Returning to the contradictions of anti-stigma campaigning in psychiatry and medicine, I recently saw this article, which supports my notion that those who grasp at reductionist, anti-subjective explanations for psychiatric conditions inadvertently harm those they purport to defend. This paper is “evidence-based” (evidence here meaning statistics, for the most part, as it always does in psychology and psychiatry), but nonetheless supports what can be deduced from general principles:
Even commentators who continue to advocate for describing people as having a “brain disease” agree that “research has shown that disease explanations for mental illness reduced blame but provoked harsher behaviour toward an individual with mental illness”, that “biological explanations may also imply that people with mental illness are fundamentally diﬀerent or less human”, that “there is research evidence that biological arguments may actually strengthen dangerousness stereotypes” and that “in contrast to biological arguments, psychosocial explanations of mental illness have been found to effectively improve images of people with mental illness and to reduce fear”.

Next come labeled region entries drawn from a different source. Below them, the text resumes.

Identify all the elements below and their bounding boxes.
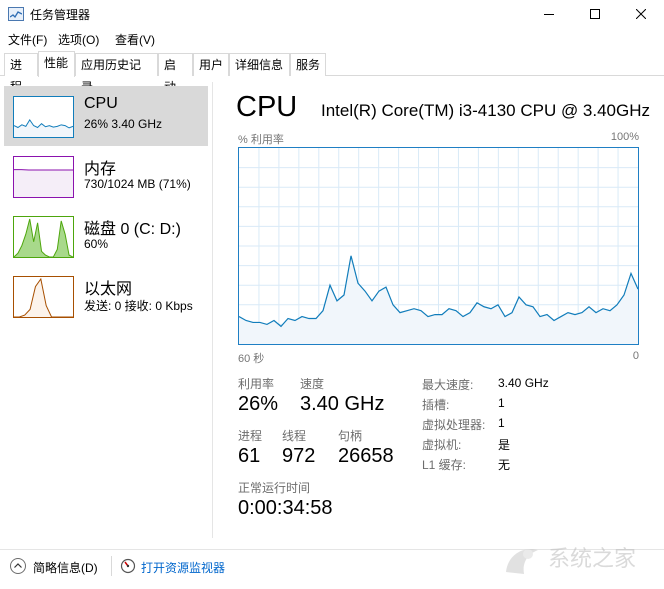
window-title: 任务管理器 xyxy=(30,8,91,22)
threads-value: 972 xyxy=(282,445,316,467)
uptime-label: 正常运行时间 xyxy=(238,481,311,495)
tab-startup[interactable]: 启动 xyxy=(158,53,193,94)
thumbnail-area xyxy=(14,169,73,197)
spec-value-l1-cache: 无 xyxy=(498,458,511,472)
close-icon xyxy=(636,9,646,19)
spec-label-sockets: 插槽: xyxy=(422,398,450,412)
menu-bar: 文件(F) 选项(O) 查看(V) xyxy=(0,28,664,49)
spec-label-max-speed: 最大速度: xyxy=(422,378,474,392)
resource-name: 以太网 xyxy=(84,281,133,298)
handles-value: 26658 xyxy=(338,445,394,467)
fewer-details-button[interactable]: 简略信息(D) xyxy=(33,559,98,576)
thumbnail-area xyxy=(14,219,73,257)
processes-label: 进程 xyxy=(238,429,263,443)
resource-item-ethernet[interactable]: 以太网 发送: 0 接收: 0 Kbps xyxy=(4,266,208,326)
thumbnail-area xyxy=(14,279,73,317)
utilization-label: 利用率 xyxy=(238,377,275,391)
open-resource-monitor-link[interactable]: 打开资源监视器 xyxy=(141,559,225,576)
thumbnail-area xyxy=(14,119,73,137)
cpu-thumbnail xyxy=(13,96,74,138)
cpu-heading: CPU xyxy=(236,91,298,123)
tab-performance[interactable]: 性能 xyxy=(38,51,75,77)
resource-detail: 60% xyxy=(84,237,109,251)
resource-monitor-icon[interactable] xyxy=(120,558,136,574)
minimize-button[interactable] xyxy=(526,0,572,28)
resource-item-cpu[interactable]: CPU 26% 3.40 GHz xyxy=(4,86,208,146)
menu-options[interactable]: 选项(O) xyxy=(58,31,99,48)
tab-services[interactable]: 服务 xyxy=(290,53,326,76)
spec-value-max-speed: 3.40 GHz xyxy=(498,376,549,390)
maximize-icon xyxy=(590,9,600,19)
pane-divider xyxy=(212,82,213,538)
graph-time-span: 60 秒 xyxy=(238,353,265,365)
resource-list: CPU 26% 3.40 GHz 内存 730/1024 MB (71%) 磁盘… xyxy=(0,82,212,538)
watermark-text: 系统之家 xyxy=(548,547,636,572)
graph-time-end: 0 xyxy=(632,350,639,362)
spec-label-virtual-processors: 虚拟处理器: xyxy=(422,418,486,432)
chevron-up-icon[interactable] xyxy=(10,558,26,574)
resource-item-memory[interactable]: 内存 730/1024 MB (71%) xyxy=(4,146,208,206)
resource-detail: 发送: 0 接收: 0 Kbps xyxy=(84,299,193,313)
cpu-model-name: Intel(R) Core(TM) i3-4130 CPU @ 3.40GHz xyxy=(321,101,651,120)
graph-y-max: 100% xyxy=(610,131,639,143)
menu-view[interactable]: 查看(V) xyxy=(115,31,155,48)
minimize-icon xyxy=(544,14,554,15)
threads-label: 线程 xyxy=(282,429,307,443)
processes-value: 61 xyxy=(238,445,261,467)
spec-value-virtual-processors: 1 xyxy=(498,416,505,430)
title-bar: 任务管理器 xyxy=(0,0,664,28)
handles-label: 句柄 xyxy=(338,429,363,443)
ethernet-thumbnail xyxy=(13,276,74,318)
tab-bar: 进程 性能 应用历史记录 启动 用户 详细信息 服务 xyxy=(0,49,664,94)
disk-thumbnail xyxy=(13,216,74,258)
task-manager-icon xyxy=(8,7,24,21)
memory-thumbnail xyxy=(13,156,74,198)
utilization-value: 26% xyxy=(238,393,279,415)
spec-label-virtual-machine: 虚拟机: xyxy=(422,438,462,452)
footer-separator xyxy=(111,556,112,576)
resource-name: 内存 xyxy=(84,161,117,178)
resource-detail: 26% 3.40 GHz xyxy=(84,117,163,131)
resource-name: 磁盘 0 (C: D:) xyxy=(84,221,181,238)
spec-value-sockets: 1 xyxy=(498,396,505,410)
spec-label-l1-cache: L1 缓存: xyxy=(422,458,467,472)
menu-file[interactable]: 文件(F) xyxy=(8,31,47,48)
maximize-button[interactable] xyxy=(572,0,618,28)
resource-detail: 730/1024 MB (71%) xyxy=(84,177,191,191)
resource-item-disk[interactable]: 磁盘 0 (C: D:) 60% xyxy=(4,206,208,266)
uptime-value: 0:00:34:58 xyxy=(238,497,333,519)
tab-processes[interactable]: 进程 xyxy=(4,53,38,94)
tab-details[interactable]: 详细信息 xyxy=(229,53,290,76)
tab-app-history[interactable]: 应用历史记录 xyxy=(75,53,158,94)
resource-name: CPU xyxy=(84,95,118,112)
speed-label: 速度 xyxy=(300,377,325,391)
site-watermark: 系统之家 xyxy=(498,532,660,584)
cpu-utilization-graph xyxy=(238,147,639,345)
graph-y-label: % 利用率 xyxy=(238,134,284,146)
tab-users[interactable]: 用户 xyxy=(193,53,229,76)
close-button[interactable] xyxy=(618,0,664,28)
spec-value-virtual-machine: 是 xyxy=(498,438,511,452)
speed-value: 3.40 GHz xyxy=(300,393,385,415)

In short, the bioreductionist arguments are not merely false, but also unethical and harmful, even when peddled under the aegis of dubious anti-stigmatisation. A few short points are worth making here, and perhaps I can expand on them subsequently:
1. All medical and psychiatric practice necessarily involves interpretative, conceptual interpolations (i.e. ‘labelling’) to organise symptoms, diagnosis and treatment, and this applies no less to a broken arm than to a case of melancholia.
2. To mistake the label/signifier/diagnosis for the thing itself betrays a fundamental bungling of diagnostics, as well as of basic linguistics.
3. Attempts to phrenologise psychiatric diagnosis in the name of a narrow ‘science’, whether by way of the NIMH’s biomarkers, or the correlative ‘traits’ of psychometricians, will continue to stumble over the inconvenient fact of subjectivity, and therefore continue impede, rather than clarify diagnosis.
4. There is no coherent definition of a mental disorder, and likewise, there can be no watertight notion of ‘mental health’. Even the likes of Jerome Wakefield (a contributor to the DSM) more or less concede this, despite heroic attempts at reconstituting a mythological disordered essence for clinicians to diagnose.
5. Suffering is no less real for being subjective and, in any case, as Freud puts it in Civilisation and its Discontents, pain is but a feeling.